Thon Fundraising Turned Upside Down By Social And Mobile Technology
Charity runs, walks, rides, triathlons, hikes, climbs, swims and other peer-to-peer fundraising events are a multibillion dollar business, according to the annual surveys conducted by our team at the Run Walk Ride Fundraising Council.
There are many ways of measuring the positive impact of such community-based programs, but cash raised has always been the #1 metric. And the basic format of having supporters reach out to their friends with the message “I’m going to participate in this organized activity, please sponsor me” has been the M.O. for years.

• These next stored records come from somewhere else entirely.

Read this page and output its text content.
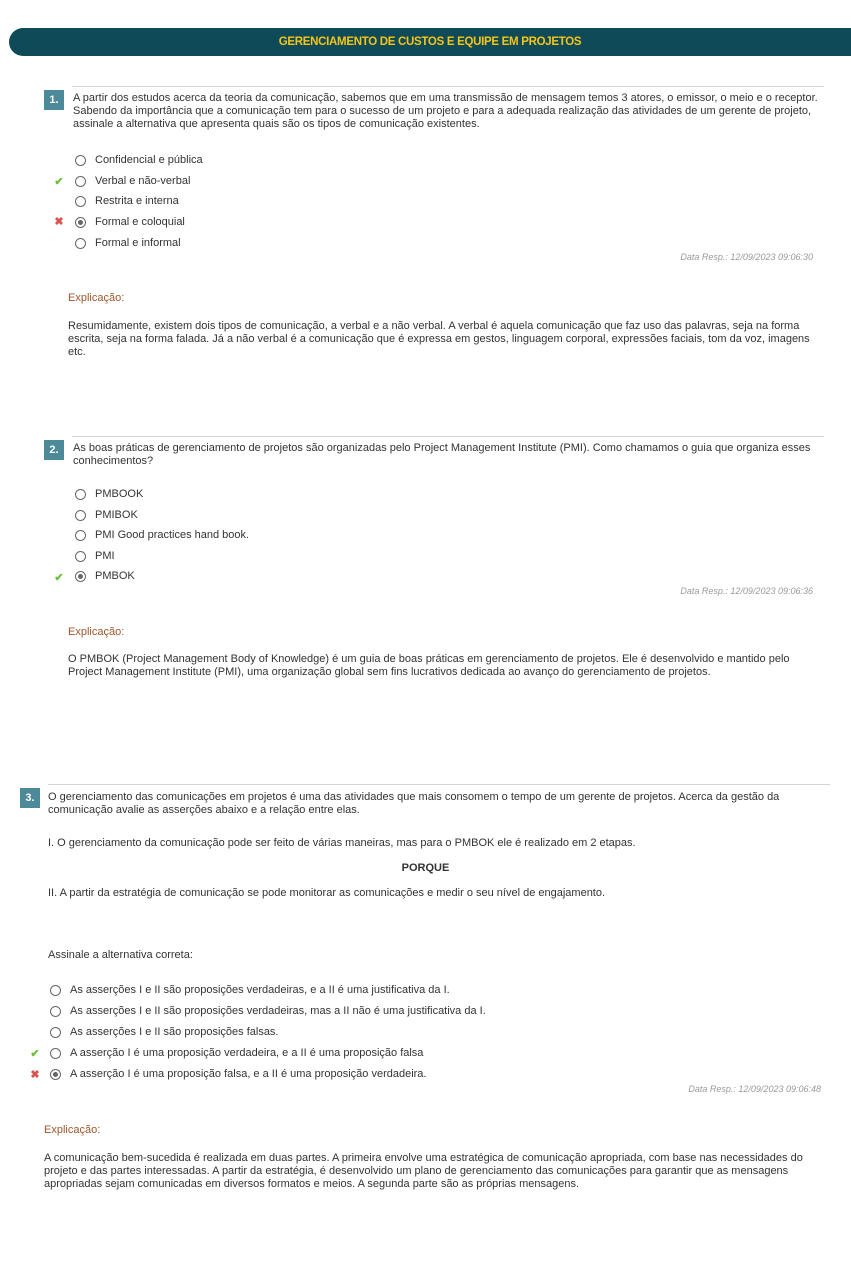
GERENCIAMENTO DE CUSTOS E EQUIPE EM PROJETOS
1.	A partir dos estudos acerca da teoria da comunicação, sabemos que em uma transmissão de mensagem temos 3 atores, o emissor, o meio e o receptor. Sabendo da importância que a comunicação tem para o sucesso de um projeto e para a adequada realização das atividades de um gerente de projeto, assinale a alternativa que apresenta quais são os tipos de comunicação existentes.
Confidencial e pública
✔	Verbal e não-verbal
Restrita e interna
✖	Formal e coloquial
Formal e informal
Data Resp.: 12/09/2023 09:06:30
Explicação:
Resumidamente, existem dois tipos de comunicação, a verbal e a não verbal. A verbal é aquela comunicação que faz uso das palavras, seja na forma escrita, seja na forma falada. Já a não verbal é a comunicação que é expressa em gestos, linguagem corporal, expressões faciais, tom da voz, imagens etc.
2.	As boas práticas de gerenciamento de projetos são organizadas pelo Project Management Institute (PMI). Como chamamos o guia que organiza esses conhecimentos?
PMBOOK
PMIBOK
PMI Good practices hand book.
PMI
✔	PMBOK
Data Resp.: 12/09/2023 09:06:36
Explicação:
O PMBOK (Project Management Body of Knowledge) é um guia de boas práticas em gerenciamento de projetos. Ele é desenvolvido e mantido pelo Project Management Institute (PMI), uma organização global sem fins lucrativos dedicada ao avanço do gerenciamento de projetos.
3.	O gerenciamento das comunicações em projetos é uma das atividades que mais consomem o tempo de um gerente de projetos. Acerca da gestão da comunicação avalie as asserções abaixo e a relação entre elas.
I. O gerenciamento da comunicação pode ser feito de várias maneiras, mas para o PMBOK ele é realizado em 2 etapas.
PORQUE
II. A partir da estratégia de comunicação se pode monitorar as comunicações e medir o seu nível de engajamento.
Assinale a alternativa correta:
As asserções I e II são proposições verdadeiras, e a II é uma justificativa da I.
As asserções I e II são proposições verdadeiras, mas a II não é uma justificativa da I.
As asserções I e II são proposições falsas.
✔	A asserção I é uma proposição verdadeira, e a II é uma proposição falsa
✖	A asserção I é uma proposição falsa, e a II é uma proposição verdadeira.
Data Resp.: 12/09/2023 09:06:48
Explicação:
A comunicação bem-sucedida é realizada em duas partes. A primeira envolve uma estratégica de comunicação apropriada, com base nas necessidades do projeto e das partes interessadas. A partir da estratégia, é desenvolvido um plano de gerenciamento das comunicações para garantir que as mensagens apropriadas sejam comunicadas em diversos formatos e meios. A segunda parte são as próprias mensagens.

Fueled by the rise of easily accessible digital media tools, we noticed tremendous experimentation going on around the world in the peer to peer space this year. A few examples:
The smartphone app Charity Miles eliminates the need for runners, walkers and bikers to participate in organized events or ask friends for money. Once people install the app on their phone, they can earn money for every mile they cover (25¢ for running or walking, 10¢ for cycling.)
New York-based Charity Miles founder Gene Gurkoff and his investors have put up an initial $1 million in sponsorship funds and have challenged athletes around the world to earn it for charities in a year. Charity Miles is seeking corporate sponsors to increase the pool by offering them the chance to have their messages viewed on the smartphones of participating consumers.
Over time, the range of charities will expand beyond its 10 nonprofit launch partners, which include Autism Speaks, Feeding America, the Michael J. Fox Foundation for Parkinson’s Resarch and Pencils of Promise.
“By working together, we can all become sponsored athletes,” says Gurkoff. “Just like the pros, but for charity. And there are a lot more of us than there are pro athletes. So, just imagine how we can change the world.”
UK-based The DoNation empowers thon participants to ask friends not for money but, rather, to adopt certain behaviors that will reduce their carbon footprint such as cycling to work, installing solar panels or eating less meat.
As founder Hermione Taylor puts it, “The DoNation is about making things happen by socializing green issues and supporting friends with meaningful action. CO2 is our currency rather than cash, so people raising sponsorship can set targets, and their friends can see what tangible contribution their supporting action is having, both individually and collectively.”
Pledgeit turns the traditional model around by enabling individuals to challenge their friends to do something by offering to make a donation in their honor. I love the low-key British humor contained in the program’s description offered up by its creators at the Leukemia & Lymphoma Society in the UK:
“So we’ve all got mates who sit around saying things like ‘I’ll run that marathon next year,’ ‘I could totally make a gingerbread house if I wanted to’ or ‘One day I’d like to do something to change the world.’ Well, talk is cheap and it’s time for you to get them off that sofa and give them the gift of achievement.
“All you have to do is set up a challenge, and pledge that if they complete it, you’ll donate some money to help beat cancer.”
None of these upstarts is poised to replace the traditional friends asking friends for cash contributions, but they are fabulous indicators that thon fundraising has not atrophied into a one-size-fits-all coma. Hope to see much more experimentation in 2013!